Sementara itu dari 12 saksi yang diamankan sebelumnya, salah satunya yakni, Yohanis Yenggren alias YY juga ditetapkan sebagai tersangka bersama dengan 7 orang yang berstatus DPO.
“Saudara YY ditetapkan sebagai tersangka berdasarkan dua alat bukti memperoleh, menyimpan, menyembunyikan amunisi senjata api atau mengadakan hubungan atau memberikan bantuan atau menerima bantuan secara organisasi baik didalam maupun luar negeri yang sepatutnya diketahui menganut ajaran komunisme atau paham lain yang bertentangan dengan Pancasila dengan maksud mengubah dasar negara atau menggulingkan pemerintah yang sah,” tegas Kompol Jenni dalam keterangan persnya di Mapolda PBD, Rabu (25/3/2026).
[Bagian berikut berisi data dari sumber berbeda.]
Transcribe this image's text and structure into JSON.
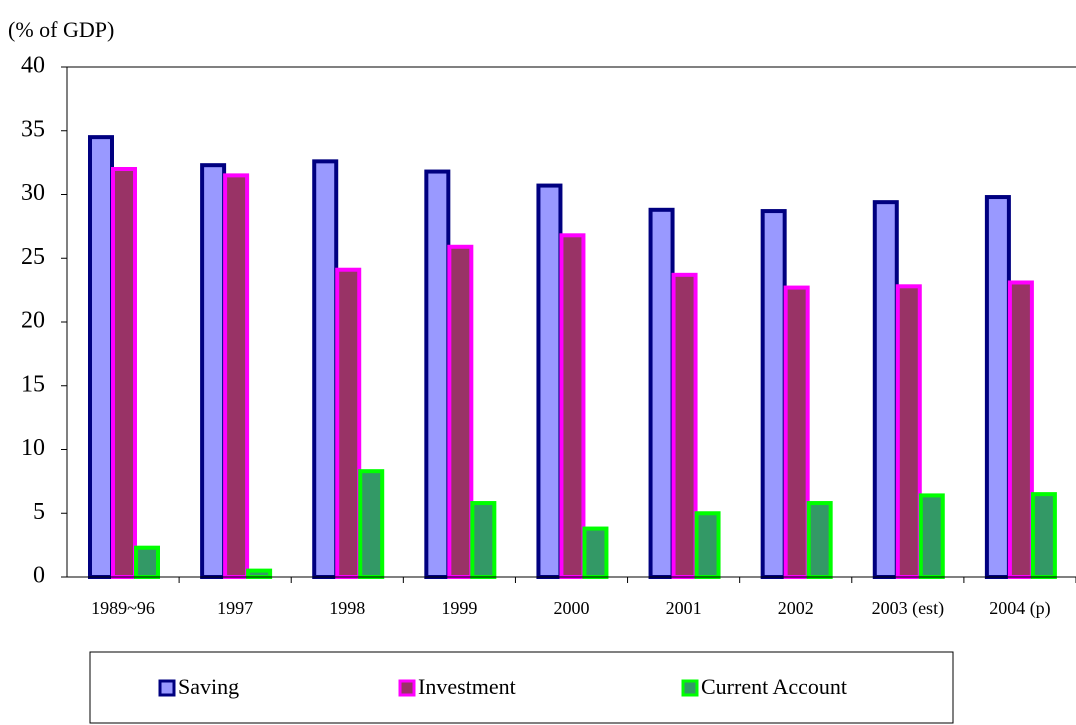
{
  "chart_data": {
    "type": "bar",
    "y_label": "(% of GDP)",
    "categories": [
      "1989~96",
      "1997",
      "1998",
      "1999",
      "2000",
      "2001",
      "2002",
      "2003 (est)",
      "2004 (p)"
    ],
    "series": [
      {
        "name": "Saving",
        "color": "#9999ff",
        "edgecolor": "#000080",
        "values": [
          34.5,
          32.3,
          32.6,
          31.8,
          30.7,
          28.8,
          28.7,
          29.4,
          29.8
        ]
      },
      {
        "name": "Investment",
        "color": "#993366",
        "edgecolor": "#ff00ff",
        "values": [
          32.0,
          31.5,
          24.1,
          25.9,
          26.8,
          23.7,
          22.7,
          22.8,
          23.1
        ]
      },
      {
        "name": "Current Account",
        "color": "#339966",
        "edgecolor": "#00ff00",
        "values": [
          2.3,
          0.5,
          8.3,
          5.8,
          3.8,
          5.0,
          5.8,
          6.4,
          6.5
        ]
      }
    ],
    "ylim": [
      0,
      40
    ],
    "yticks": [
      0,
      5,
      10,
      15,
      20,
      25,
      30,
      35,
      40
    ],
    "legend": "bottom"
  }
}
Kompol Jenni juga mengatakan, penyidik secara resmi telah memulangkan 11 saksi lainnya karena tidak terbukti terlibat dalam kasus tindak pidana pembunuhan 3 warga sipil di Distrik Bamusbama belum lama ini.
Pemulangan 11 saksi ini disaksikan langsung kuasa hukumnya.
Direktur Reskrimum Polda PBD Kombes Pol. Junov Siregar, S.H., S.I.K mengungkapkan bahwa 8 orang yang berstatus tersangka berafiliasi dengan kelompok kriminal bersenjata atau KKB.
“Iya benar, bahwa para tersangka ini berafiliasi dengan KKB, di media sosial juga mereka mengaku bagian dari pada itu, jadi jelas ya,” ucap mantan Kasat Reskrim Polres Sorong Kota itu.
Polda PBD mengimbau masyarakat, khususnya di wilayah Tambrauw dan sekitarnya, agar tetap tenang dan tidak mudah terpengaruh oleh informasi yang belum terverifikasi.
Isu-isu yang beredar di media sosial terkait rangkaian kejadian ini disebut masih dalam pendalaman oleh pihak berwenang.